As word got out and the demand for Mill Valley Pasta Co. grew, so did Tony’s investment of time, money, and effort into what was originally a side project. When he was eventually called back into work, Tony resumed cooking classes at first, but his focus was split.
“I had built this other thing up, and I couldn’t let it go,” says Tony. Although he loves teaching, his lifelong passion for pasta and the investments he’d put into Mill Valley Pasta Co. smoothly paved the way for his next steps. “When I had to decide, it was a relatively easy decision to keep going with the thing that was mine.”

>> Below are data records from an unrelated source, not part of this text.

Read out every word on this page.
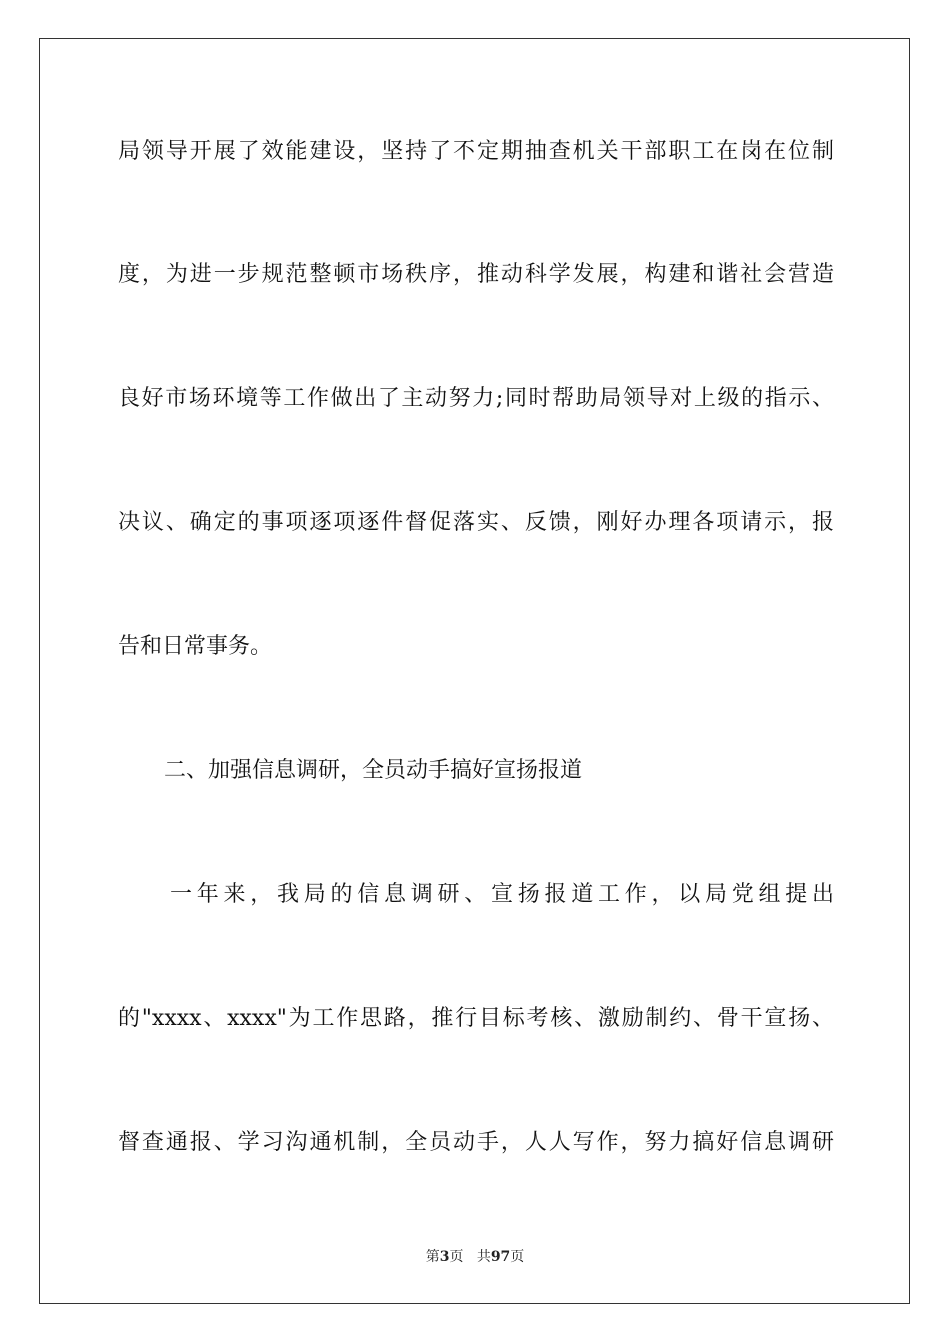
局领导开展了效能建设，坚持了不定期抽查机关干部职工在岗在位制
度，为进一步规范整顿市场秩序，推动科学发展，构建和谐社会营造
良好市场环境等工作做出了主动努力;同时帮助局领导对上级的指示、
决议、确定的事项逐项逐件督促落实、反馈，刚好办理各项请示，报
告和日常事务。
二、加强信息调研，全员动手搞好宣扬报道
一年来，我局的信息调研、宣扬报道工作，以局党组提出
的"xxxx、xxxx"为工作思路，推行目标考核、激励制约、骨干宣扬、
督查通报、学习沟通机制，全员动手，人人写作，努力搞好信息调研
第3页 共97页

Finding Fresh Flavors from the Farmers Market
When picking ingredients and flavors, Tony takes a chef-driven approach, gravitating toward what’s fresh, local, and innovative. His pastas begin with a base of organic semolina flour from Keith Giusto Bakery Supply in Petaluma. The creative process often starts at the farmers market, where Tony sources the majority of his ingredients.
“The advantage of being a chef and having a chef relationship with these farms, prior to starting my pasta company, was understanding their product, knowing what they had available, knowing what they were good at, and then being able to go directly to them for those products for our pasta,” he explains.

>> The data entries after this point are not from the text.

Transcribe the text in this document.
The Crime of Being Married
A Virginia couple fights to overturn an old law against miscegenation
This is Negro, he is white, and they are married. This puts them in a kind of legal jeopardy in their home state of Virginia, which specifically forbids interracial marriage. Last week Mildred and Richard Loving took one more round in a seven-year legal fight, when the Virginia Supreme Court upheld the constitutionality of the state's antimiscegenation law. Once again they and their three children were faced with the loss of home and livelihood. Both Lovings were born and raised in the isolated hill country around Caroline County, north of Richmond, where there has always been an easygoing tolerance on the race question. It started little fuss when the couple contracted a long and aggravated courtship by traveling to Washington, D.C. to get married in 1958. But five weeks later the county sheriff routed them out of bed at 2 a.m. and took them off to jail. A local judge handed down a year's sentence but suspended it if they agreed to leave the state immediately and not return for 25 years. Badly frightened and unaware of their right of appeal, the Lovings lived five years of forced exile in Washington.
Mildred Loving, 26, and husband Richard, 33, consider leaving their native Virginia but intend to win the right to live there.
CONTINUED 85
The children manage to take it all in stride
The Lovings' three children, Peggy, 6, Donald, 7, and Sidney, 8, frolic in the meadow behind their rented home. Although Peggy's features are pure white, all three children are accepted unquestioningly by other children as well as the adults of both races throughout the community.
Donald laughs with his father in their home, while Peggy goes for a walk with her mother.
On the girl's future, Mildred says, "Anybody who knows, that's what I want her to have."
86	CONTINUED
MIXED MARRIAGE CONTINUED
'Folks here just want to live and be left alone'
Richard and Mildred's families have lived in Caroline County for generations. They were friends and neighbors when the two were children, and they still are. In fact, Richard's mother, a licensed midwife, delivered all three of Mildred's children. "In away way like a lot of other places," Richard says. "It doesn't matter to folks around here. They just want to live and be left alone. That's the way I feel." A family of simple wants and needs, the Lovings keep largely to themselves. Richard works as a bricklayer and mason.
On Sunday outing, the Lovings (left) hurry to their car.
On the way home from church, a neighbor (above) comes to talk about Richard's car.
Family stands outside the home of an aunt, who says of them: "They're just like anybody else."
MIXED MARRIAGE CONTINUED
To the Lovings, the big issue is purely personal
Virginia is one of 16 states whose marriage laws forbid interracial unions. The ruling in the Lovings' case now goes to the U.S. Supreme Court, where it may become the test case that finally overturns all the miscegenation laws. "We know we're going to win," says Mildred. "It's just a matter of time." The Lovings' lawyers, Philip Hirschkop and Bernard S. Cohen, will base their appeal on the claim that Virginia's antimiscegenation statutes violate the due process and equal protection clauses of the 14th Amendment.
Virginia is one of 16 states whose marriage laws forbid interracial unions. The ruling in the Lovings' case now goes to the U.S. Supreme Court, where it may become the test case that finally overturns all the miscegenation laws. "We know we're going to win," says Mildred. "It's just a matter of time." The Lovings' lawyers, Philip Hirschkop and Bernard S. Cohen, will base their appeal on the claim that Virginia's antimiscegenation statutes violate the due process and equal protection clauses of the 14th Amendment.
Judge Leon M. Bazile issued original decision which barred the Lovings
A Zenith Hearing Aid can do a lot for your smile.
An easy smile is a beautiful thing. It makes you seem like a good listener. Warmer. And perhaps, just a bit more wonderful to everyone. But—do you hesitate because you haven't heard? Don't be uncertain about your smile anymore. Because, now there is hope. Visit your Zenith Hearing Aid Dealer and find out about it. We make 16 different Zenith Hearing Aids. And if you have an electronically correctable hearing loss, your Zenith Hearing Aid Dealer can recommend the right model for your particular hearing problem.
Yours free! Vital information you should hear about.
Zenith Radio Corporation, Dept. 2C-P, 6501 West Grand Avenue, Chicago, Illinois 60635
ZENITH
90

To name a few, Tony champions Star Route Farms for pesto greens and chicken eggs, The Peach Farm for Meyer lemons, and Farmer Joy for duck eggs. “If I listed every farm we worked with on all of our packaging, I would need twice as much labeling as I have on every package,” says Tony.
Tony launched the pasta business with classics like Porcini and Saffron, but has since created some less traditional flavors that, in his words, some Italians might find upsetting. “We often get a little bit of kickback when true Italians make their way to the market,” he says. “They’re like, ‘You put beet in pasta—what are you doing, idiot? That would never happen in Italy.’”
Spiraling Into the World of Dried Pasta as a Small Business
After all the ingredients have been mixed into the dough, the process continues at the shape of the cut. The 30 unique pasta shapes that you can find from Mill Valley Pasta Co. are extruded through different Italian-made pasta dies, perforated metal plates on pasta machines that cut the dough into bucatini, fusilli, rigatoni, and other shapes.
After the pasta is cut, Tony takes great pride in air-drying all of the pasta. “I am the only person that is open air-drying their pasta, as far as I know,” says Tony. While air-drying is more time consuming, it’s a time-honored tradition that can lead to a texturally superior pasta.
To add pizzazz to any pasta dish, he also offers an array of small-batch, handmade pasta sauces, condiments, and seasonings such as puttanesca sauce, chile crisps, and bacon pangrattato (bread crumbs).
At Mill Valley Pasta Co.’s commercial kitchen in San Rafael, a small team makes everything happen. John, the “pastaio” (pasta maker), makes every piece of pasta, while Sam and Carl package everything that comes to the market. You can find Tony at farmers markets talking customers through the fresh pastas and seasonal fixings for the week.
He emphasizes that Mill Valley Pasta Co. is “not a nameless, faceless thing. We’re a local organization with local people living here,” and he delights in pointing to neighboring stalls at the farmers market when asked about ingredients for his pastas, sauces, and seasonings. “Even on the days when I feel like I don’t know what I’m doing, which is a lot of them,” Tony says with a chuckle, “we are confident we’re doing it the slow, right way.”
Support Mill Valley Pasta Co at the Ferry Plaza Farmers Market on Saturdays.